Easy Slow Cooker Tex-Mex Chicken is one of my go-to meals when I do a pantry challenge. I almost always have everything I need on hand and its so easy to throw everything into the crockpot!
One of my favorite things about this is how easy it is to adjust the spice level. I often make up two batches to throw into the freezer (before or after cooking) and just label them. To spice it up a bit, you can add diced jalapeños & a little cumin.

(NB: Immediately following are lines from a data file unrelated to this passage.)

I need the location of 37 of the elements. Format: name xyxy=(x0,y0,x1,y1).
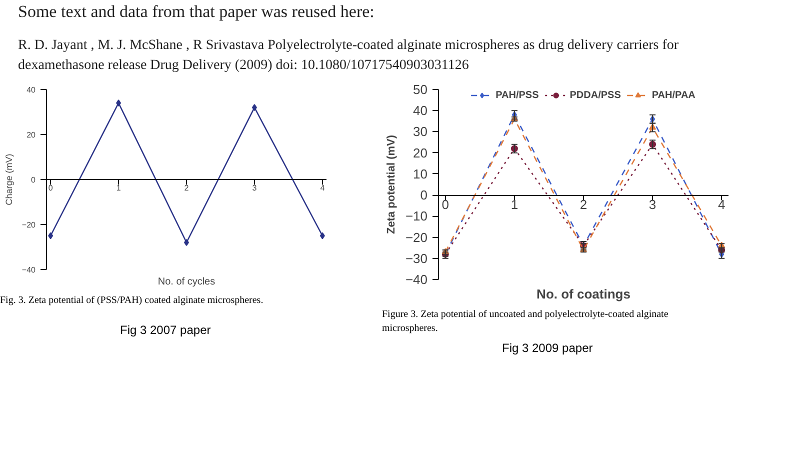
x-tick-label: 4 xyxy=(320,184,326,192)
y-tick-label: −20 xyxy=(405,230,428,245)
y-tick-label: 30 xyxy=(413,124,428,140)
legend-label: PDDA/PSS xyxy=(570,89,621,101)
caption: Fig 3 2007 paper xyxy=(120,322,211,339)
caption: Figure 3. Zeta potential of uncoated and polyelectrolyte-coated alginate microspheres. xyxy=(382,308,670,336)
y-axis-title: Charge (mV) xyxy=(4,154,14,206)
legend-label: PAH/PAA xyxy=(652,89,696,101)
y-tick-label: 10 xyxy=(413,166,428,182)
x-tick-label: 3 xyxy=(252,184,258,192)
x-axis-title: No. of coatings xyxy=(536,286,630,302)
y-tick-label: −40 xyxy=(405,272,428,287)
text: R. D. Jayant , M. J. McShane , R Srivastava Polyelectrolyte-coated alginate microspheres as drug delivery carriers for dexamethasone release Drug Delivery (2009) doi: 10.1080/10717540903031126 xyxy=(18,37,680,75)
x-tick-label: 1 xyxy=(510,197,518,212)
y-tick-label: 20 xyxy=(26,130,36,140)
x-tick-label: 2 xyxy=(580,197,588,212)
y-tick-label: −10 xyxy=(405,208,428,224)
y-tick-label: 40 xyxy=(413,103,428,118)
caption: Fig 3 2009 paper xyxy=(502,340,593,357)
x-tick-label: 4 xyxy=(718,197,726,212)
y-axis-title: Zeta potential (mV) xyxy=(385,134,398,234)
y-tick-label: −30 xyxy=(405,250,428,266)
y-tick-label: −40 xyxy=(22,266,36,274)
x-tick-label: 3 xyxy=(648,197,656,212)
y-tick-label: −20 xyxy=(22,220,36,230)
caption: Fig. 3. Zeta potential of (PSS/PAH) coated alginate microspheres. xyxy=(0,294,264,308)
y-tick-label: 0 xyxy=(31,176,36,184)
y-tick-label: 20 xyxy=(413,145,428,160)
y-tick-label: 50 xyxy=(413,82,428,97)
x-tick-label: 1 xyxy=(116,184,122,192)
legend-label: PAH/PSS xyxy=(496,89,539,101)
x-tick-label: 0 xyxy=(48,184,54,192)
x-tick-label: 0 xyxy=(442,197,450,212)
text: Some text and data from that paper was reused here: xyxy=(18,1,374,23)
x-tick-label: 2 xyxy=(184,184,190,192)
y-tick-label: 40 xyxy=(26,86,36,94)
x-axis-title: No. of cycles xyxy=(158,276,216,288)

What is your favorite chicken recipe?
- 1 lb. boneless skinless chicken breasts, cut into 1-inch-wide strips
- 1 package taco seasoning mix (or 3 Tbsp of homemade taco seasoning)
- 2 Tbsp. flour
- 1 bag frozen pepper & onion mix
- 1 cup frozen corn
- ¾ cup chunky salsa
- 1 can Rotel diced tomatoes and green chilies
- 1 can black beans (drained and rinsed)
- Cooked brown rice
- Mexican shredded cheese
- In slow cooker, coat chicken with taco seasoning and flour.
- Stir in pepper & onion mix, corn, salsa, Rotel and black beans.
- Cook on low for 6 to 8 hours (or on high for 3 to 4 hours).
- Stir just before serving.
- Serve over rice and top with cheese.